From redwoods we learn that the forest gives back proactively. Redwood trees are the greatest of ecological activists. A redwood tree provides 40% more oxygen than any other plant. The air you breathe in a redwood forest is purer and more oxygen rich than any other place you can go. It gives back to the wider world around it. It's very being makes the world a better place. You and I are intrinsically linked to redwoods in this way as what we breathe out gives them life as what they breathe out gives us life. Poet Hannah Stephenson adds, "One said that all breath in this world is roped together, that breathing is the most ancient language."
If you stand at the edge of a forest
and stare into it
every tree at the edge will blow a little extra
oxygen toward you
It has been proven
Leaves have admitted it
The pines I have known
have been especially candid
One said
that all breath in this world
is roped together
that breathing is
the most ancient language.
The world needs us. Like trees we function in a spiritual ecology of meaning where our talents and calling to make the world a better place is intrinsic to who we are and necessary for the world's vitality.

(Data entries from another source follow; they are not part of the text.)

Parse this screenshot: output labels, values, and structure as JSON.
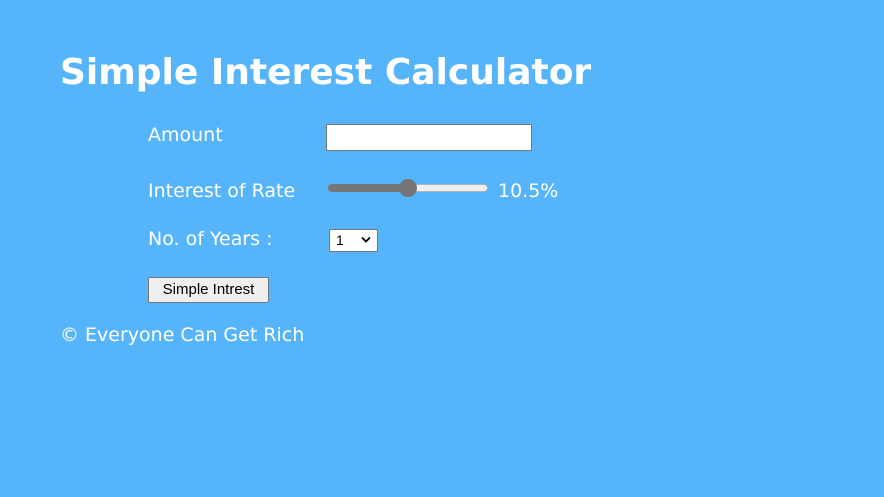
{
  "page": {
    "title": "Simple Interest Calculator",
    "background_color": "#56b4fb",
    "text_color": "#ffffff"
  },
  "form": {
    "amount": {
      "label": "Amount",
      "value": "",
      "placeholder": ""
    },
    "rate": {
      "label": "Interest of Rate",
      "value": 10.5,
      "min": 1,
      "max": 20,
      "display": "10.5%"
    },
    "years": {
      "label": "No. of Years :",
      "selected": "1",
      "icon": "chevron-down-icon"
    },
    "submit": {
      "label": "Simple Intrest"
    }
  },
  "footer": {
    "text": "© Everyone Can Get Rich"
  }
}
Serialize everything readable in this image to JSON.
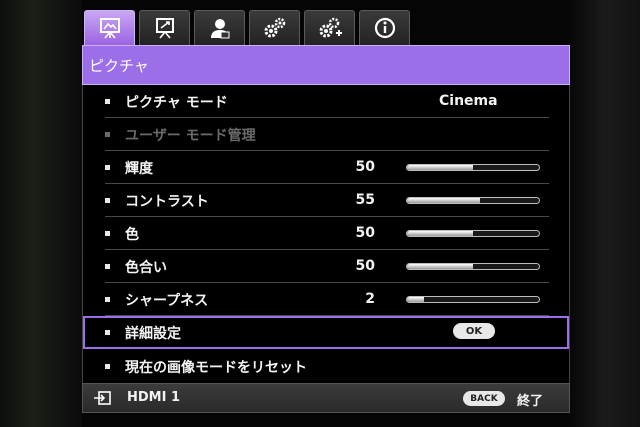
{
  "tabs": [
    {
      "icon": "picture-icon"
    },
    {
      "icon": "display-icon"
    },
    {
      "icon": "user-icon"
    },
    {
      "icon": "settings-gears-icon"
    },
    {
      "icon": "advanced-settings-icon"
    },
    {
      "icon": "info-icon"
    }
  ],
  "header": {
    "title": "ピクチャ"
  },
  "menu": {
    "picture_mode": {
      "label": "ピクチャ モード",
      "value": "Cinema"
    },
    "user_mode": {
      "label": "ユーザー モード管理"
    },
    "brightness": {
      "label": "輝度",
      "value": "50",
      "level": 50
    },
    "contrast": {
      "label": "コントラスト",
      "value": "55",
      "level": 55
    },
    "color": {
      "label": "色",
      "value": "50",
      "level": 50
    },
    "tint": {
      "label": "色合い",
      "value": "50",
      "level": 50
    },
    "sharpness": {
      "label": "シャープネス",
      "value": "2",
      "level": 13
    },
    "advanced": {
      "label": "詳細設定",
      "button": "OK"
    },
    "reset": {
      "label": "現在の画像モードをリセット"
    }
  },
  "footer": {
    "source": "HDMI 1",
    "back_button": "BACK",
    "exit_label": "終了"
  },
  "colors": {
    "accent": "#9c6ee8",
    "accent_light": "#c9a7f3"
  }
}
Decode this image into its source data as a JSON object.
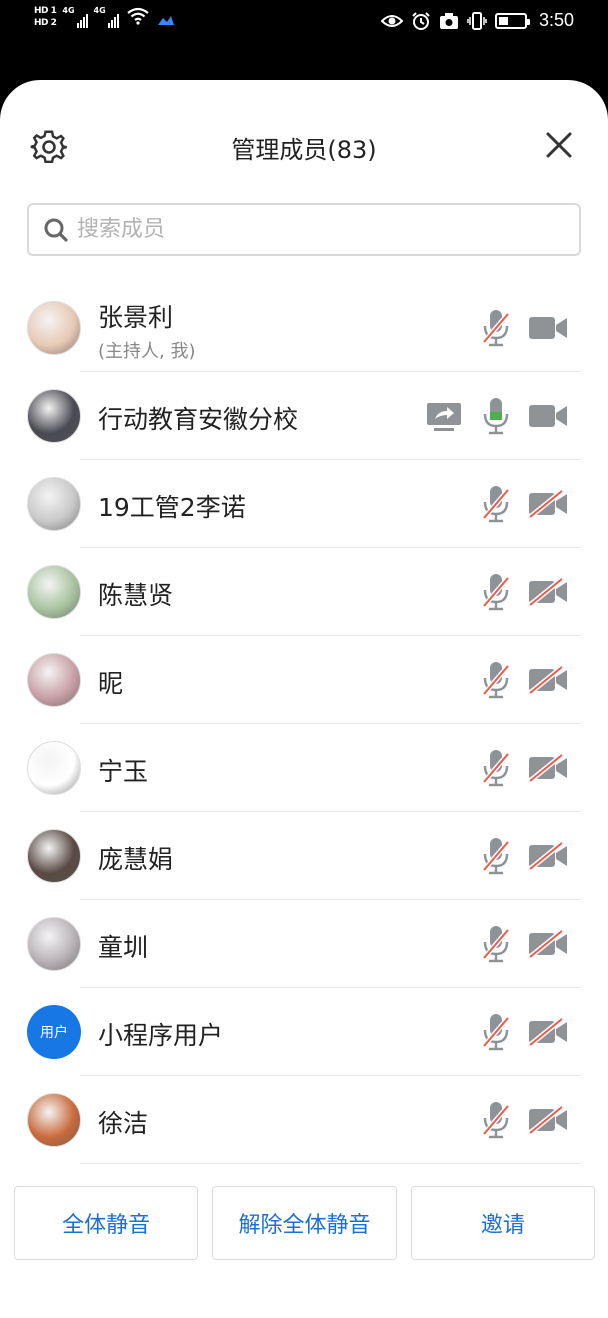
{
  "status_bar": {
    "sim1": "HD 1",
    "sim2": "HD 2",
    "network1": "4G",
    "network2": "4G",
    "time": "3:50"
  },
  "header": {
    "title": "管理成员(83)",
    "settings_icon": "gear-icon",
    "close_icon": "close-icon"
  },
  "search": {
    "placeholder": "搜索成员"
  },
  "members": [
    {
      "name": "张景利",
      "sub": "(主持人, 我)",
      "avatar_color": "#e8c9b5",
      "mic": "muted",
      "cam": "on",
      "sharing": false
    },
    {
      "name": "行动教育安徽分校",
      "avatar_color": "#4a4a52",
      "mic": "on",
      "cam": "on",
      "sharing": true
    },
    {
      "name": "19工管2李诺",
      "avatar_color": "#c9c9c9",
      "mic": "muted",
      "cam": "off",
      "sharing": false
    },
    {
      "name": "陈慧贤",
      "avatar_color": "#a9c4a0",
      "mic": "muted",
      "cam": "off",
      "sharing": false
    },
    {
      "name": "昵",
      "avatar_color": "#c9a1a6",
      "mic": "muted",
      "cam": "off",
      "sharing": false
    },
    {
      "name": "宁玉",
      "avatar_color": "#ffffff",
      "mic": "muted",
      "cam": "off",
      "sharing": false
    },
    {
      "name": "庞慧娟",
      "avatar_color": "#5a4a44",
      "mic": "muted",
      "cam": "off",
      "sharing": false
    },
    {
      "name": "童圳",
      "avatar_color": "#b9b3b8",
      "mic": "muted",
      "cam": "off",
      "sharing": false
    },
    {
      "name": "小程序用户",
      "avatar_text": "用户",
      "avatar_color": "#1677e5",
      "mic": "muted",
      "cam": "off",
      "sharing": false
    },
    {
      "name": "徐洁",
      "avatar_color": "#c96a3c",
      "mic": "muted",
      "cam": "off",
      "sharing": false
    }
  ],
  "actions": {
    "mute_all": "全体静音",
    "unmute_all": "解除全体静音",
    "invite": "邀请"
  },
  "colors": {
    "accent": "#1b6fd6",
    "mic_on": "#4caf50",
    "muted_slash": "#e55b4b",
    "icon_gray": "#8f9398"
  }
}
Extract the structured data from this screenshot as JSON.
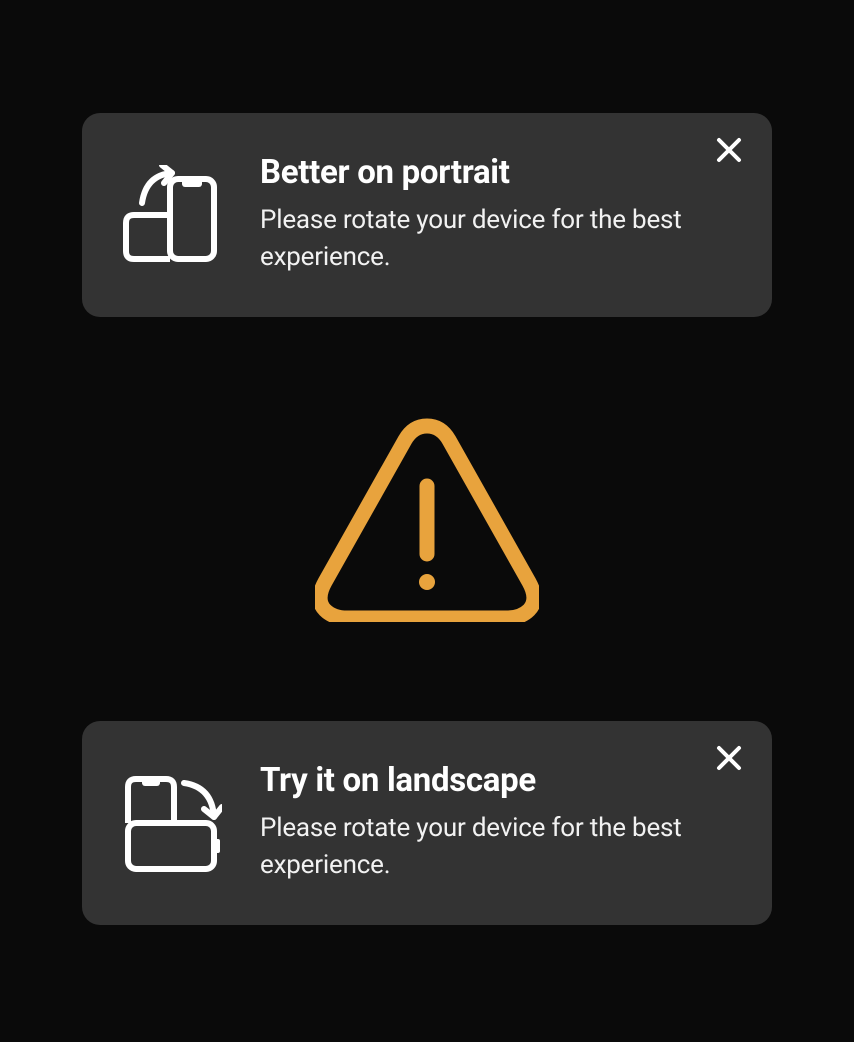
{
  "toasts": [
    {
      "title": "Better on portrait",
      "description": "Please rotate your device for the best experience.",
      "icon": "rotate-to-portrait-icon"
    },
    {
      "title": "Try it on landscape",
      "description": "Please rotate your device for the best experience.",
      "icon": "rotate-to-landscape-icon"
    }
  ],
  "center_icon": "warning-triangle-icon",
  "colors": {
    "background": "#0a0a0a",
    "toast_bg": "#333333",
    "text": "#ffffff",
    "warning": "#e8a33d"
  }
}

And finally, we learn from redwoods that sacrifice is a necessary pattern of reality. Within redwood forests there are ghost redwoods. These are trees that serve the surrounding forest by drawing up into themselves all the toxins from the forest soil thereby protecting all the other trees. Toxins like cadmium. These trees are totally white because they have no chlorophyll and cannot feed themselves from the sun through photosynthesis. Instead, they are fed by the surrounding trees while they protect the forest from deadly toxins. There are 400 of these rare ghost redwoods in California. Self-sacrifice in community is taught by these trees about the nature of reality. From redwoods we learn that we lose our life to find it.
Redwoods point to a spiritual reality that is beyond themselves. They are the echoes of a voice that is calling to each of us.
We live at a time where we think we are self-dependent and we are not, can function without others and we can't, that what matters is only what we can see and it isn't, and that getting is more important that giving and sacrificing and it's not. If we listen closely to redwoods, they tell another ancient story. They provide an onramp to spiritual pilgrimage that finds its fullest expression in Jesus. He once healed a blind man. It took two steps. The first time Jesus touched his eyes he saw people as trees. The second time Jesus touched his eyes he saw clearly. In a similar manner redwood provide spiritual biomimicry insight into the nature of our spiritual pilgrimage.
Our identity is not designed but derived by dependence. Our identity is not simply about our autonomous self but root in community—family, friends, and church. Our identity is not disembodied but is root in our body—how you eat, drink, breathe, and love. Our identity is found not in getting but in sacrificing for others. We live in a culture that doesn't want to listen to nature. It has turned a deaf ear to these spiritual echoes. Spiritually, we owe it to ourselves to walk in the woods and learn from the trees.
California's ecological giant and Christian mystic John Muir said, "The clearest way into the universe is through a forest wilderness." I have found that a hike in nature, walks the soul back home. We cannot ask for more from a walk in the woods.